500 Miles from You (Scottish Bookshop #3)(64)
“No,” said Jake. “You do this all the time! You’re out do-gooding.” (Cormac had told him about Robbie.) “And you use that as an excuse so you don’t make any effort, and some girl moves on you and you just go for it because you are lazy as shit and they get upset. You should see Emer moping about the village.”
“Um,” said Cormac, surprised he was getting a telling-off from Jake of all people.
“Well, I’m not,” said Jake. “There are lovely women out there in the world . . . lots of them nurses . . .”
His voice took on a slightly dreamy turn.
“. . . and all they want to do is do good in the world and help others, but it doesn’t mean they block out other people . . . and they deserve someone who is absolutely crazy about them.”
Cormac paused. “Who are we talking about here exactly?” he asked. It wasn’t like Jake to be quite so romantic.

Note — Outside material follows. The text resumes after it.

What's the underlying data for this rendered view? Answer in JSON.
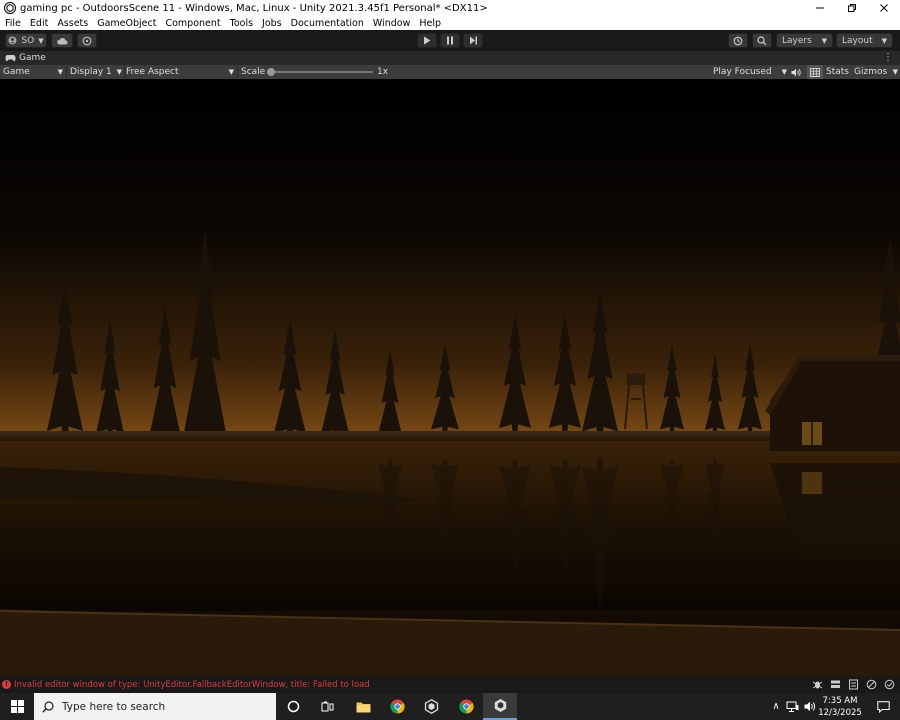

“No one,” said Jake sullenly. “I’m just saying. If you want her you should treat her right, and if you don’t you should let her go politely, it’s not fair.”
“Yeah,” said Cormac. “Also, can you tell me how much ransom money you want for holding Jake?”

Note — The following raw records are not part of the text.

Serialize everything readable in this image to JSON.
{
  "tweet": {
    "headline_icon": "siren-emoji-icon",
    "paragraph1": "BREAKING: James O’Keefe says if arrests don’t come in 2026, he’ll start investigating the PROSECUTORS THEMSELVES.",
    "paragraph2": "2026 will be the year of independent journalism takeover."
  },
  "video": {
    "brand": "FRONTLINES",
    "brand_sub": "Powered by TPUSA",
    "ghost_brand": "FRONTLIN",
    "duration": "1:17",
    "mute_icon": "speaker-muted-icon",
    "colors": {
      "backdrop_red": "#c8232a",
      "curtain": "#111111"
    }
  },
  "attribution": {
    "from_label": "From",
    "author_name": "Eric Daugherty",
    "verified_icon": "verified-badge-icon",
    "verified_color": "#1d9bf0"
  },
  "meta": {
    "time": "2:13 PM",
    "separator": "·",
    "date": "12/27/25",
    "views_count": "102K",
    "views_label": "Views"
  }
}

“I’m just saying!” said Jake.
“Jake, if I want disapproval I can call my mother.”
“And you need to call your mother. I saw her the other day.”
“I do call her! All the time! She says she’s too busy and then makes sarcastic remarks!”

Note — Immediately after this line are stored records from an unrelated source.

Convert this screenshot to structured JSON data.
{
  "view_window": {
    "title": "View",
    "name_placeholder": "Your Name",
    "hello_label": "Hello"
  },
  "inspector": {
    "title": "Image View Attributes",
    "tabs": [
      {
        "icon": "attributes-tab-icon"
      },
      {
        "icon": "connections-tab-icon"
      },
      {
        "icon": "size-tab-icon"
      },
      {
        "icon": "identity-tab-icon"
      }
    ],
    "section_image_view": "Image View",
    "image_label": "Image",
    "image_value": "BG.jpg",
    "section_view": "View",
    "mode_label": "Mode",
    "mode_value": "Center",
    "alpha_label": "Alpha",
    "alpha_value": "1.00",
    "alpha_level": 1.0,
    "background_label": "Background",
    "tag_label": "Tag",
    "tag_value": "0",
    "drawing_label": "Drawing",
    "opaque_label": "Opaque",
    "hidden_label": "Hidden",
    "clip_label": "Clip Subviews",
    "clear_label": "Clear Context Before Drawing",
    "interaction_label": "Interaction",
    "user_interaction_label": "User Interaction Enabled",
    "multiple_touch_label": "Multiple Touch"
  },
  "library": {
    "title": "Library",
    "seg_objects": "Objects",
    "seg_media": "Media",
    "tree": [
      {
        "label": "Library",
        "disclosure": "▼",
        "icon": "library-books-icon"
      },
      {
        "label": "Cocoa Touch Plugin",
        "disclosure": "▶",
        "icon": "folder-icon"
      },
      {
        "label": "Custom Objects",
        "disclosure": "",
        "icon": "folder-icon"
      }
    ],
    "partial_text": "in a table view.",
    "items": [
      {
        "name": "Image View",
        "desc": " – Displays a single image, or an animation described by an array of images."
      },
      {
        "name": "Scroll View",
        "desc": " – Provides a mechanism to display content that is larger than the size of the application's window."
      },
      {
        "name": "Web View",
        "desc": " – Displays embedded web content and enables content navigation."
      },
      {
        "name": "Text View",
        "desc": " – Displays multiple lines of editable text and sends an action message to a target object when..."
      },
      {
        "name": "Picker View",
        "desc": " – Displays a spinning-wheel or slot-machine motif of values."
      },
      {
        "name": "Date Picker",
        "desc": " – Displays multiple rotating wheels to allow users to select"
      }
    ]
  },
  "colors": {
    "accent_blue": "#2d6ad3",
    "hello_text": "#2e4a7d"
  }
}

“She’s an old lady with her hand in a sling,” said Jake.
Cormac sighed. Outside, the sun was beating through the window and his little room was uncomfortably hot.
“Do you think I should come back? It’s the Fordell Fair this weekend.”
“No!” said Jake quickly. “No, it’s fine.”
“Jake,” said Cormac, unable to keep the smile out of his voice, “is there someone doing my job and living in my house who is, in fact, herself a nurse that you might be rather fond of in a very un-Jake-like fashion and you really don’t want me around?”
“You could not,” said Jake stiffly, “be further from the truth.”
And Cormac was still chuckling by the time they rang off and rather cheered. Though Jake, irritatingly, was right about Yazzie, and Cormac vowed to do better. Once he got Robbie on the coach. Lennox had a certain amount of tolerance for wounded birds, and though he was worried about the drinking, he’d agreed to give him a trial. Cormac walked him to Victoria bus station, bought him new clothes from Primark, a toothbrush, and a washcloth, then could do nothing but wish him his best.
“Nemo me impune lacessit,” he said as Robbie turned to go.
“Black Watch,” said Robbie in return. Then, falteringly: “I’ll try.”
“They’re good people,” said Cormac. “Go well.”
Chapter 48
Nina called Lissa, and they went together.
“If you could just check him over,” Nina said. “He’s going to live out in the barn . . .”
“If he’s an alcoholic, he shouldn’t be coming off drink right away,” said Lissa. “That could be worse. I’ll check him over, sure.”
She tried to make her voice sound neutral.
“So, this is a friend of Cormac’s?”
“I think so . . .”
The coach steamed up to the little stand at Inverness bus station, and a few road-crumpled people got off. The girls were both a little nervous; Nina had left little John behind at the farm.
Nina smiled. “The last time I was here, I was picking up Zoe and Hari.”
“Really? What was she like?”
“Very, very dirty,” said Nina, grinning. “Gosh, I thought it was going to be a disaster. She was just so miserable.”
Privately Lissa thought Zoe was one of the happiest-looking people she’d ever met. But even she had turned up battered and bruised by life.
“Maybe Kirrinfief is magic,” said Lissa, which was precisely the wrong thing to say to a dreamy bookworm like Nina, who immediately got a distant expression and started talking about Brigadoon.
Robbie was the last passenger to disembark, everyone else swallowed up in a mass of happy families welcoming home students or grannies who’d been on a trip to the Big Smoke. Robbie emerged barely looking up, as if he never expected to be greeted anywhere, his few belongings in an army-issue canvas bag.
“Uh, hello,” said Nina.
Lissa looked at him curiously. Was this what Cormac was like? Shaggy around the edges, covered in homemade tattoos—an old soldier by any measure? Robbie didn’t look frightening, though, or violent. His eyes were haunted; he looked very, very tired.
“Did you sleep on the coach?” asked Nina gently, and he shook his head.
They led him to the book bus out front. He looked at it inquiringly but didn’t say anything.
“Things been tough?” said Lissa, and he nodded sadly, and she looked at him and suddenly, piercingly, felt simultaneously ashamed of her own trauma and more determined to push through it. Because when you couldn’t, it could consume you. She was lucky; she had a loving family, friends, and a job that had given her an amazing opportunity to start over. Robbie had been unlucky. But maybe Scotland gave everyone a second chance. “Let’s get you back and checked over.”